Friday, October 27, 2017
I’m anxious to hear you on predestination and free will.
It’s very simple – or very complicated, depending upon which end of the stick you pick up.
It doesn’t seem so to us. To us it looks like it ought to be an either/ or.
But, remember what you noticed repeatedly whenever Rita would find a contradiction. The universe contains all contradictions, but does not contradict itself.
- Free will means that in a given set of circumstances, at a given moment in the ever-flowing river of time carrying you along in your 3D life, you have the real, not theoretical, ability to go this way or that way. You have a real, not a theoretical, choice. You really can choose heads or tails. You and Rita were told, first thing, that free will is the point of 3D existence, so that you develop as you will, not as puppets, not as chips floating in rapids.
- Predestination means, you have freedom to choose, but your whole history leads you to choose one way rather than another. Not only your past but your future holds you as a piece of iron might be held in an overwhelmingly strong magnetic current. That piece of iron won’t even be able to tumble end over end.
To say that you have choice is to consider yourself as if you were in isolation; to say you are predestined is to see yourself as one tiny element in an overwhelmingly powerful, continuing organizing system; a rapids; a hurricane; a magnetic field. (Organizing systems aren’t necessarily calm or even apparently stable, but they channel immense forces.)
Swedenborg said humans were artificially suspended between equalized forces in order that they might have real, effective, free will.
Swedenborg was a great seer; so was Cayce; so were uncounted individuals known and unknown. But nobody else’s experience and thought and conclusions can ever prove anything for anybody else. What they may do is spark a recognition, and of course that is what we are trying to do here, say things that some will recognize and profit by.
Now, bear in mind, free will and predestination – seeming opposites – both depend upon one way of seeing things, namely that there is one time-stream, one consciousness, one individual will, for each person. When you change those assumptions, everything changes; consequences differ as circumstances differ.
In a reality in which the physical world was what it seems to “common sense” people, there would be only one time-stream. The physical world would be solid, substantial (as it appears) and obviously could not be multiplied millions of times every day as all those people made all those decisions. One reality-stream; real and irrevocable consequences.
In such a one-timestream reality, the free will/predestination argument would naturally arise as people seized on this set or that set of unarguable facts that cannot be reconciled, for in such a system, there could be no reconciling them.

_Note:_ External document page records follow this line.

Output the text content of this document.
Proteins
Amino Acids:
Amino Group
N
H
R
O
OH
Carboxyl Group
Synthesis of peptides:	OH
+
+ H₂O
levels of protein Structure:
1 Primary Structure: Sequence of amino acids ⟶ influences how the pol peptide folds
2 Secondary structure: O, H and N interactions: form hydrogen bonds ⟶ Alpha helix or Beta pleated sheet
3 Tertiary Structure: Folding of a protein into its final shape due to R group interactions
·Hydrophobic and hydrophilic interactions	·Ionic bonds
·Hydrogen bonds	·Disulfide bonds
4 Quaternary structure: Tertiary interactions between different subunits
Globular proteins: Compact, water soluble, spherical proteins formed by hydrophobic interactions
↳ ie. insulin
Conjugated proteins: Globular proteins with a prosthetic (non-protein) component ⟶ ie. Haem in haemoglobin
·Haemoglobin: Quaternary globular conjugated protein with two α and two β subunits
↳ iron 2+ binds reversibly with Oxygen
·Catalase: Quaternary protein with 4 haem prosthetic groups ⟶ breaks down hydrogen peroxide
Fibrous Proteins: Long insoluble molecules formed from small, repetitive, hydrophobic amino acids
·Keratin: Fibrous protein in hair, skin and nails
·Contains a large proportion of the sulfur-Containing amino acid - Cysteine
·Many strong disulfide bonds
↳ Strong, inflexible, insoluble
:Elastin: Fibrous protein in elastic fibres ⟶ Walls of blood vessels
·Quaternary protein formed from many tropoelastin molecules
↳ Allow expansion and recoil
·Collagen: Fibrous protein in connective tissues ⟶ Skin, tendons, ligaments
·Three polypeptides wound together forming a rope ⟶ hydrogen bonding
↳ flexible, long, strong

It would have to be an either/or, and yet the evidence would be too great on either side for the contrary assertion to be sanctioned. Deadlock, you see.
So the clue is that the world is projected thought.
Projected consciousness; formed not so much into thought as into awareness. There is life without thought; there is no life without awareness.
Okay. The world is projected consciousness, and we have been told all possible paths exist; all are waiting for us to walk them, and somehow we do walk them all, choosing heads and tails, time after time, with our awareness restricted somehow to only one path, the others remaining only theoretical to us. It often seems only a fanciful idea, even after nearly 20 years.
That is because you have the wrong idea of who “you” are. You are identifying with the Pac-man eating obstacles, rather than with the player playing the game. Or if you don’t like that example, another analogy would be that you are identifying with the character and not the actor, or the movie-goer viewing the final film rather than with the film editor choosing among possible scenes.
We get the idea. Pretty hard not to identify with what we experience every moment, though.
You also experience the other level, when you don’t filter out the evidence as impossible or fantasy or hallucination or merely inexplicable.
Yes, I have a few friends who experience alternate realities poking in, every so often.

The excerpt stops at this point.